La fuente pública y el lavadero quedan en las afueras, después de la plaza y del juego de pelota, por el paraje arbolado que dicen Los Huertos. La fuente es como a manera de pequeña caseta, al lado de la carretera, que arroja por la espalda tres chorros abundantes de agua con aspecto inmejorable, no obstante, hay un indicador en su frontal que anuncia que no se puede beber.
- Dicen que la han analizado y no es potable. Aquí bebe todo el mundo y a nadie le pasa nada. Cuando no andaba la cosa esta de la sequía, salían los chorros como a presión, llegaban hasta el borde.
- Es lástima que no hayan echado todavía la hoja, pero se ven por aquí árboles de todas las clases.

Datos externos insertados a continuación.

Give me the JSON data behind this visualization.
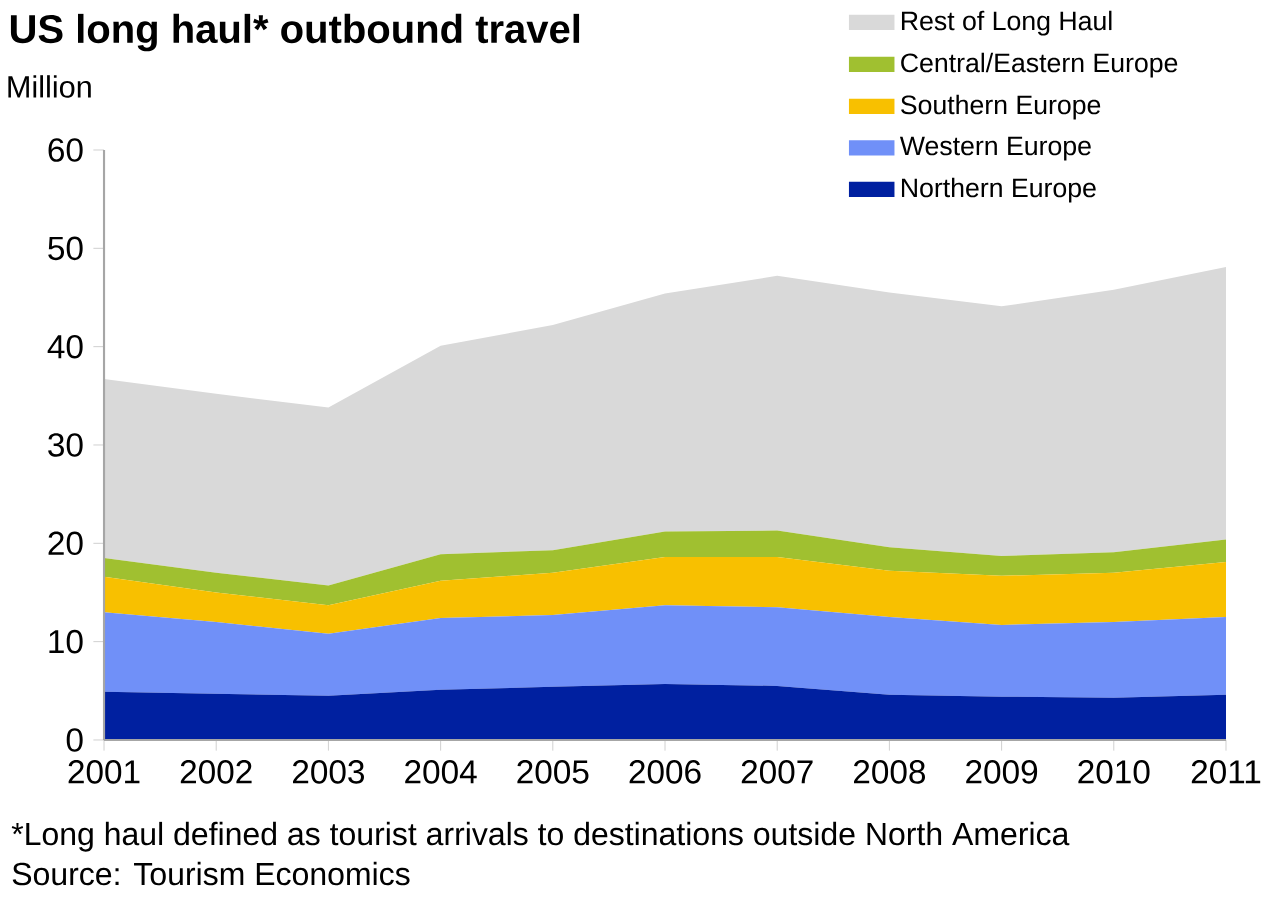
{
  "chart_data": {
    "type": "area",
    "stacked": true,
    "title": "US long haul* outbound travel",
    "ylabel": "Million",
    "x": [
      2001,
      2002,
      2003,
      2004,
      2005,
      2006,
      2007,
      2008,
      2009,
      2010,
      2011
    ],
    "xlim": [
      2001,
      2011
    ],
    "xticks": [
      2001,
      2002,
      2003,
      2004,
      2005,
      2006,
      2007,
      2008,
      2009,
      2010,
      2011
    ],
    "ylim": [
      0,
      60
    ],
    "yticks": [
      0,
      10,
      20,
      30,
      40,
      50,
      60
    ],
    "grid": false,
    "legend": "top right",
    "series": [
      {
        "name": "Northern Europe",
        "color": "#0020a0",
        "values": [
          4.9,
          4.7,
          4.5,
          5.1,
          5.4,
          5.7,
          5.5,
          4.6,
          4.4,
          4.3,
          4.6
        ]
      },
      {
        "name": "Western Europe",
        "color": "#7090f8",
        "values": [
          8.1,
          7.3,
          6.3,
          7.3,
          7.3,
          8.0,
          8.0,
          7.9,
          7.3,
          7.7,
          7.9
        ]
      },
      {
        "name": "Southern Europe",
        "color": "#f8c000",
        "values": [
          3.6,
          3.0,
          2.9,
          3.8,
          4.3,
          4.9,
          5.1,
          4.7,
          5.0,
          5.0,
          5.6
        ]
      },
      {
        "name": "Central/Eastern Europe",
        "color": "#a0c030",
        "values": [
          1.9,
          2.0,
          2.0,
          2.7,
          2.3,
          2.6,
          2.7,
          2.4,
          2.0,
          2.1,
          2.3
        ]
      },
      {
        "name": "Rest of Long Haul",
        "color": "#d9d9d9",
        "values": [
          18.2,
          18.2,
          18.1,
          21.2,
          22.9,
          24.2,
          25.9,
          25.9,
          25.4,
          26.7,
          27.7
        ]
      }
    ],
    "annotations": [
      "*Long haul defined as tourist arrivals to destinations outside North America",
      "Source: Tourism Economics"
    ]
  }
}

- Pues mire, ese primero es un saz, el de más allá es un guindo, y aquella grandona es una noguera. Por cierto, que no sé de qué clase será, pero echa unas nueces lo más difícil de esmotar que yo he visto. En cambio, hay otra más allá que es todo lo contrario.
El señor Lázaro me había hablado del barecillo que hay en el empalme, y allí me fui por simple curiosidad. Está situado como parado en plena ruta de la carretera de Sigüenza. Sobre la puerta se lee: “Casa Rafa”. Al entrar, me encuentro como únicos clientes a una pareja de guardias civiles que acaban de tomar un bocadillo en el mostrador. Los dos guardias son jóvenes, uno rubio y otro moreno. Los dos tienen acento extremeño o andaluz. Cuando van a marcharse, el guardia rubio dice al señor que le ha servido: ¿Cuánto le adeudo? Me explica Rafa que son guardias de tráfico, y que pertenecen al destacamento de Alcolea.
- Pues tienen un barecillo muy bien montado, ya ve usted.
- No está mal. Esto funciona gracias a la carretera. De alguno que viene de paso, como usted. En el pueblo quedamos cuatro gatos nada más. Los del pueblo vienen, echan la partida, se toman una cerveza y se acabó. Así no se puede mantener un negocio.
Con la estufa de leña al lado, al viajero se le quitan las ganas de irse del bar. El pequeño establecimiento de Rafael es a la vez tienda de comestibles, donde se venden artículos de primera necesidad que se ven por allí colocados sobre la estantería.
- Un poco de todo, y entre todo, nada.
Ya me lo habían dicho sus convecinos y así me lo confirmó después el propio Rafael Alonso, que ha sido alcalde durante muchos años y que cuenta con la confianza y con la estima de todo el pueblo. Ahora ya no lo es por razones que él dice que no se deben remover, pero que ha hecho muchas cosas a favor del municipio y no está arrepentido de ninguna. Uno, que no es demasiado amigo de hurgar en esos terrenos, se limita a creerlo de buen grado y termina su estancia en Estriégana con una copita de solisombra para espantar el frío. Es un eslabón más de esta larga cadena de lugares que conoce, donde como en todas partes encontró hospitalidad y conversación amable.